Microfiction 18: Jacob and TIM

For the heck of it let’s call this the second half of a two-part microfiction ‘series’. In that case, it would probably be better to read the first part here first before reading this one.

…wherein a scientist is drunk…

Jacob was a man obsessed with balance although, ironically, but through no fault of his, his life had been devoid of it for a while now.

When his ex-wife had strangle-armed the kids away from him that had been the tipping point. He’d regressed from the brilliant particle physicist to an ordinary man married to the bottle. On the eve of the day when his boss would lay him off after repeated attempts to return him to the man he’d once been, Jacob did the unthinkable.

He broke into the facility, commandeered a tank from the yard in the military wing and ran with it straight through the TIM (Temporal Interface Machine) even though it hadn’t been commissioned for human testing for another month.

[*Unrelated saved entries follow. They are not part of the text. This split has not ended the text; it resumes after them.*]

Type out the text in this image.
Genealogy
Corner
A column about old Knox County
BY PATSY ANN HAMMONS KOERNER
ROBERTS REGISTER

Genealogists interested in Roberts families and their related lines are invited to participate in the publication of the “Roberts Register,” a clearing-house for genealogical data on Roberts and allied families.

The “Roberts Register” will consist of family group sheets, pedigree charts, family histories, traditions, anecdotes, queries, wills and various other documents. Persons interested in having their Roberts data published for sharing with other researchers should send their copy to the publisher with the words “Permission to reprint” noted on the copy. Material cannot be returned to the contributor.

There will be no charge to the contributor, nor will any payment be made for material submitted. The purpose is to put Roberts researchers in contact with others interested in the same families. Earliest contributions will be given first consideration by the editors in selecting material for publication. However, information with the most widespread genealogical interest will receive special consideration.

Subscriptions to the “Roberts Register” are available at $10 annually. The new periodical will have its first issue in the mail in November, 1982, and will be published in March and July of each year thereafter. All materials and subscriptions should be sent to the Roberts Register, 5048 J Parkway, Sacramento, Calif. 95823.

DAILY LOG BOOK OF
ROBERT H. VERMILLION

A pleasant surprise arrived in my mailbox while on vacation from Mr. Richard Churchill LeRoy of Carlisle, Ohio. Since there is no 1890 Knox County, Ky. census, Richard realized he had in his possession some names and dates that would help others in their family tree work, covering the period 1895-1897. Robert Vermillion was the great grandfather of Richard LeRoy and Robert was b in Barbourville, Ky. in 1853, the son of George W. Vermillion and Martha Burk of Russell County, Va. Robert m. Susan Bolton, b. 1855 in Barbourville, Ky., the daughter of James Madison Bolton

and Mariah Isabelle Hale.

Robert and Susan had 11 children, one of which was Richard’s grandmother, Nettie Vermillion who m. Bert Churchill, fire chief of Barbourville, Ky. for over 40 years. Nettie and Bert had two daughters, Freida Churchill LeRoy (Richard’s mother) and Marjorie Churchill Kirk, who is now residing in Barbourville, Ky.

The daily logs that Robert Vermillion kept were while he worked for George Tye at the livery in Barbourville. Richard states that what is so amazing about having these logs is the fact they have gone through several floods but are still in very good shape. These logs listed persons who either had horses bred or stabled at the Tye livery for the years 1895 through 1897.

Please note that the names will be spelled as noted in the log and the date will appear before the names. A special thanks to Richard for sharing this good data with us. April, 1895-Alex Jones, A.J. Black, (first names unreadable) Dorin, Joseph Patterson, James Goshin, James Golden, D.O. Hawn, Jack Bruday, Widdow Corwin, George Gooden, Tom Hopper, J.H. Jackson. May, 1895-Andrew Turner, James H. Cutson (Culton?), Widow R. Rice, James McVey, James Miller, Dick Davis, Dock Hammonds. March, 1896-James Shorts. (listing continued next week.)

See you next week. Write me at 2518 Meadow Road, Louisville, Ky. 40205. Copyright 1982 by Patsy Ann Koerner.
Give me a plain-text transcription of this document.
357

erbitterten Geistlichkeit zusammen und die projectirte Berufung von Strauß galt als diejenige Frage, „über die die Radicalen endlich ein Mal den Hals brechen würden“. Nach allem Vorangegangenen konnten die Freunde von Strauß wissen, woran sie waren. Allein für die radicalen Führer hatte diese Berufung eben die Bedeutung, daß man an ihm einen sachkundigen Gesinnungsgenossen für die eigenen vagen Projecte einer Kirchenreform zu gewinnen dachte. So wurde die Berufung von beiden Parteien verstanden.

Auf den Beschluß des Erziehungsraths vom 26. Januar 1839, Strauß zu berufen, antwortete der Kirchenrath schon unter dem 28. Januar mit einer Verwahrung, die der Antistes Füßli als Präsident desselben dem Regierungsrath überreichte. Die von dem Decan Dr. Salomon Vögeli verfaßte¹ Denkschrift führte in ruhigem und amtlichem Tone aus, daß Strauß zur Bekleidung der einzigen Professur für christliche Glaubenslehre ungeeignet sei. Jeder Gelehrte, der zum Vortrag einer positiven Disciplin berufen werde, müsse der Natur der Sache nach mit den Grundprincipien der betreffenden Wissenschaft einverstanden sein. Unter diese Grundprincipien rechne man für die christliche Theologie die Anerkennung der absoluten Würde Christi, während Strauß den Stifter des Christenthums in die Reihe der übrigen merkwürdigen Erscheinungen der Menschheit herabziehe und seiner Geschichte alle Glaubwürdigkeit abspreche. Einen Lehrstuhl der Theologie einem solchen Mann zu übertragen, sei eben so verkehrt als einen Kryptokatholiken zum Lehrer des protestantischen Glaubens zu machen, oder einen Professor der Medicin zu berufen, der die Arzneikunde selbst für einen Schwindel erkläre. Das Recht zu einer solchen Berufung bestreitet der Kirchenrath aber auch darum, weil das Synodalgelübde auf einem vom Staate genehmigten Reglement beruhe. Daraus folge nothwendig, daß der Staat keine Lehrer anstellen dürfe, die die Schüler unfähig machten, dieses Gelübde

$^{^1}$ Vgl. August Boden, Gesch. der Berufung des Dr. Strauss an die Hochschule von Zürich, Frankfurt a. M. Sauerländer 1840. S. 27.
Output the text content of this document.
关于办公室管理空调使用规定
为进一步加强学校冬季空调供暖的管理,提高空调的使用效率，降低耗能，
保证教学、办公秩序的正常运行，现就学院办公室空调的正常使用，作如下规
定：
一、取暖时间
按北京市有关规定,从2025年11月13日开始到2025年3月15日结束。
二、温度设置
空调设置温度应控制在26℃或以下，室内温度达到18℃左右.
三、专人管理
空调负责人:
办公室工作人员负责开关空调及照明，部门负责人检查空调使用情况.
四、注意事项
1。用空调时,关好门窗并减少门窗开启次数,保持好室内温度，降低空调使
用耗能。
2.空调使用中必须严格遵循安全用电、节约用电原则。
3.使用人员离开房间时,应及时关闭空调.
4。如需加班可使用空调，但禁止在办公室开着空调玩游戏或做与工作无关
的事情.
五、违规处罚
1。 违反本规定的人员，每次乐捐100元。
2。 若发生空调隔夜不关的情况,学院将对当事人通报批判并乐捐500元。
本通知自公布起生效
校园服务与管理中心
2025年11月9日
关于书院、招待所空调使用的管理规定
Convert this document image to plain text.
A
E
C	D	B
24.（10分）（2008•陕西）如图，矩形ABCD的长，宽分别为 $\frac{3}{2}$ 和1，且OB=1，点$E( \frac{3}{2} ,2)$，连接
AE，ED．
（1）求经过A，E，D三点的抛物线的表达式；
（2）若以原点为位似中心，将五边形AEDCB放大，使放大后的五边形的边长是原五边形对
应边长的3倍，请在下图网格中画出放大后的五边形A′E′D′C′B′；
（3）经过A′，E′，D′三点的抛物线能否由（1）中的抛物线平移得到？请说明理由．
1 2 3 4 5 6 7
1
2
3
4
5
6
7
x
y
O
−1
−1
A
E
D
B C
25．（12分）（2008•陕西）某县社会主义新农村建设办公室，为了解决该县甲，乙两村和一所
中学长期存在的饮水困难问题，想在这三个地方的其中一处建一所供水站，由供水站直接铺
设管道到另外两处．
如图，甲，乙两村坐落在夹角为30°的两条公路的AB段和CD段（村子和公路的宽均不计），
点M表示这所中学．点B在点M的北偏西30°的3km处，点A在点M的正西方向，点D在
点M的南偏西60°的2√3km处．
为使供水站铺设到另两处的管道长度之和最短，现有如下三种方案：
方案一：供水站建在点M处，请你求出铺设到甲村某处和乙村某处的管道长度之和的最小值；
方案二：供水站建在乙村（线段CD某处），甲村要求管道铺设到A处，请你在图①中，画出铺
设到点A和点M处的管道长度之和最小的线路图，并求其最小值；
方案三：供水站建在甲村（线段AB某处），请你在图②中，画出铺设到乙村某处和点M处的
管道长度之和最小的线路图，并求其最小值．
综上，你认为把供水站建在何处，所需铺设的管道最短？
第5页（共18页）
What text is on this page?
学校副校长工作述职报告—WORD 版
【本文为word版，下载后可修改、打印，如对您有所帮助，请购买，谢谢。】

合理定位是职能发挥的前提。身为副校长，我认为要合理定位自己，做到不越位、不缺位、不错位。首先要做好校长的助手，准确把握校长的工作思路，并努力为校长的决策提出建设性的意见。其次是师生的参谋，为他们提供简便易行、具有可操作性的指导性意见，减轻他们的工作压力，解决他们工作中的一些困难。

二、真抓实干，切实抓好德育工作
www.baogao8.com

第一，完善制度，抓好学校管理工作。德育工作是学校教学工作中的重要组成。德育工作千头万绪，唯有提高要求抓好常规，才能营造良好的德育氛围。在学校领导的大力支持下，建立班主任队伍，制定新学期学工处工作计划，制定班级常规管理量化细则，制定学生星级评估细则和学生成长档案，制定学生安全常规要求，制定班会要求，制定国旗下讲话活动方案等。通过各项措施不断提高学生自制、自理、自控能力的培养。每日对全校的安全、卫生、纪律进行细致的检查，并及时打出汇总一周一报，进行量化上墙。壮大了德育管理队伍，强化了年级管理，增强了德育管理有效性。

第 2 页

Drunk as he was, he’d still been aware enough to set the destination timeline to the era of Ancient Greece and just toward the end of the conflict between Athens and Troy and more precisely right before that infamous event with the wooden horse which he’d always considered an imbalance of imagination. He was going to set that right! He was going to bring balance!

Having sufficiently and satisfactorily determined where he had landed in time he proceeded to lay out his afore-engineered plan before stepping out and addressing the crowd.

He had never been a man of linguistics, so he couldn’t speak Greek or whatever tongue these Trojans used. In stead he gestured wildly and with little coordination. He pointed to the tank then to himself and then tapped his finger on his temple. Creature/Machine. Man inside. Think.

One thing he had failed to predict was that once they had seen the sheer power of the machine that they would have wanted to know how the machine worked so they could use it against their enemy as evidenced by the sudden appearance of the sharp point of a spear inches away from his right eye.

Another thing, far worse, that in his state of imbibement Joshua had failed to recall, was that the TIM still only worked one-way and that he was by definition, stuck. In the past. Tipping balance from one side to the other.